St Luc et l’Année de la Miséricorde (2016)

Le Pape François a clairement voulu un jubilé extraordinaire, marqué par une année de la miséricorde partout et pour tous : de l’avent 2015 jusqu’à la fête du Christ Roi de l’univers (novembre 2016). L’annonce en a été faite dans un texte bref, qui se montre de lecture agréable : Misericordiae Vultus, le Visage de la Miséricorde . Jésus-Christ est en effet « le visage de la miséricorde du Père » (1), ainsi que l’écrit d’emblée cette lettre adressée par le Pape « à ceux qui la liront », tout en leur souhaitant « grâce, miséricorde et paix ».
Par ailleurs, l’année liturgique de l’avent 2015 à l’avent 2016 est l’année C, avec l’Évangile de Luc, couramment appelé l’évangéliste de la miséricorde. Ce terme est à comprendre comme un synonyme de clémence, attitude qui pousse à pardonner à un coupable ou à faire grâce à un condamné : se montrer miséricordieux, c’est être enclin au pardon. N’est-il pas intéressant d’aller regarder de près ce que nous pouvons attendre d’un tel rapprochement, nullement fortuit, entre ce jubilé de la miséricorde en 2016 et cette année où nous allons relire l’Évangile selon Luc, de dimanche en dimanche ?
Deux approches nous sont ouvertes dans une telle perspective ; nous allons les prendre l’une après l’autre. D’une part, il s’agit de relever les références à saint Luc que le Pape lui-même nous donne ; d’autre part, il convient de mettre en valeur ce que Luc dit sans cesse de la miséricorde, en nous fournissant un fil conducteur pour ce jubilé thématique. Prenons donc l’une et l’autre approche, avec l’espoir d’en obtenir quelques lumières : une revue liturgique comme Feu Nouveau peut apporter sa pierre à cette année de la miséricorde, voulue par le Pape François, qui rappelle le 50e anniversaire de la fin de Vatican II (décembre 1965). C’est que « l’Église ressent le besoin de garder vivant cet événement » (n°4).

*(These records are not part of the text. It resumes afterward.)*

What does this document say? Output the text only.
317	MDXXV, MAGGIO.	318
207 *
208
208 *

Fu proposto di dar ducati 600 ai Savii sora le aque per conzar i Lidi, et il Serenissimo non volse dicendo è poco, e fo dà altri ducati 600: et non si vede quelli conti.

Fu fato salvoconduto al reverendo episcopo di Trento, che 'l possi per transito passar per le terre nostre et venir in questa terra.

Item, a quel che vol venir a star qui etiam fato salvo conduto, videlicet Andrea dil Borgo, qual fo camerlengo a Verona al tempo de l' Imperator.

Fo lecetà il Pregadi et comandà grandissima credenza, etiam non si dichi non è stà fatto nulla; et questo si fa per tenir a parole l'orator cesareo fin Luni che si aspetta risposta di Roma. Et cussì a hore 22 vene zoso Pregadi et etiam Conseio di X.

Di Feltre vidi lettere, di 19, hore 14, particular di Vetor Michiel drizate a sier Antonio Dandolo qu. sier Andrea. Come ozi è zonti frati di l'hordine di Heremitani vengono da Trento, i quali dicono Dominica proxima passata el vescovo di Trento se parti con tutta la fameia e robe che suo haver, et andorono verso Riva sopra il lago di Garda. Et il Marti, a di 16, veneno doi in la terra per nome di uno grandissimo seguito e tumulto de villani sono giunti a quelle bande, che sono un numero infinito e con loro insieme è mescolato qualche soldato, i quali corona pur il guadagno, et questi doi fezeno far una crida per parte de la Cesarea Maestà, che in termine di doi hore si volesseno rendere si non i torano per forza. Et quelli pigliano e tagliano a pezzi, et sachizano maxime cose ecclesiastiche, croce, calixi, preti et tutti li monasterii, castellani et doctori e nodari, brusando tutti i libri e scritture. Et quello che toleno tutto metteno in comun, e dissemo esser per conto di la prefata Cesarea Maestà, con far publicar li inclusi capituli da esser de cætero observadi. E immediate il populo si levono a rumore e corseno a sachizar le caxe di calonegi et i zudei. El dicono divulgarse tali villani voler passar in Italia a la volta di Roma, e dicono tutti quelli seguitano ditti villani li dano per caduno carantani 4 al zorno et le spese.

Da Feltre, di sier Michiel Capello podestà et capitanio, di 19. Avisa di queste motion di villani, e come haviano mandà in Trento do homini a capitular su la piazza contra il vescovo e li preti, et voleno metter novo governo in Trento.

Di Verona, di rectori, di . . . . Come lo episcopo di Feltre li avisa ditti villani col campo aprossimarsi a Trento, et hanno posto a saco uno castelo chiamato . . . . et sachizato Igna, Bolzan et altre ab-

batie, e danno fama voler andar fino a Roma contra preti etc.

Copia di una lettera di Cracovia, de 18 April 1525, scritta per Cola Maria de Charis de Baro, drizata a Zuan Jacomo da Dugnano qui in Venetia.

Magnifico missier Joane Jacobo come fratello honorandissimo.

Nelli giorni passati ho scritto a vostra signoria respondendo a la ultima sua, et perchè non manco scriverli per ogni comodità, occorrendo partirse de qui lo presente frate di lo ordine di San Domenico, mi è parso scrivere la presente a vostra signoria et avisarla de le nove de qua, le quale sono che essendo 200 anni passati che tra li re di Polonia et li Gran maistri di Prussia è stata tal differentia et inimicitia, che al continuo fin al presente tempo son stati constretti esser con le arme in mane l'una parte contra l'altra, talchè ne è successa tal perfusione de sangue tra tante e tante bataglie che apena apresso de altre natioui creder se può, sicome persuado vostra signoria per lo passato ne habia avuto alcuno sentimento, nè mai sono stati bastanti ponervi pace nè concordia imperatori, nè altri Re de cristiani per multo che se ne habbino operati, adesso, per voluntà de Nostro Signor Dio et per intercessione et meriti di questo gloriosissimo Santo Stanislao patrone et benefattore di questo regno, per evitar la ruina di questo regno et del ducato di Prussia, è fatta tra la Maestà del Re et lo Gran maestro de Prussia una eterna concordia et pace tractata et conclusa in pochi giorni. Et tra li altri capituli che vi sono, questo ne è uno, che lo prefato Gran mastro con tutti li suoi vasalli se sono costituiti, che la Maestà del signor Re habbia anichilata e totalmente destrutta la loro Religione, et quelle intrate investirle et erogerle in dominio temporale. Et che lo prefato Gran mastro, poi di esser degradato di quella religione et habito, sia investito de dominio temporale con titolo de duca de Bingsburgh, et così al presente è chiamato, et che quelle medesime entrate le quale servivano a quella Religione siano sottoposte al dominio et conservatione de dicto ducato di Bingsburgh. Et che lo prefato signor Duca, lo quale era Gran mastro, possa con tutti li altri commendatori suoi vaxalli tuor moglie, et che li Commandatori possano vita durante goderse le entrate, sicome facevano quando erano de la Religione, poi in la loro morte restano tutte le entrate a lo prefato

1/ Les références à saint Luc dans la lettre d’annonce du Pape
Commençons cette démarche attentive en relevant les passages de l’évangile de Luc auxquels le Pape renvoie dans son texte pour cette année jubilaire. Pour que les liens apparaissent mieux, suivons l’ordre des chapitres de Luc, en indiquant les passages de la lettre (n°…). Bien entendu, les autres évangiles sont également cités, de même que l’AT (une série de psaumes en particulier) et le NT. Mais nous nous en tenons au seul Luc, avec une dizaine de références – ce qui est déjà significatif.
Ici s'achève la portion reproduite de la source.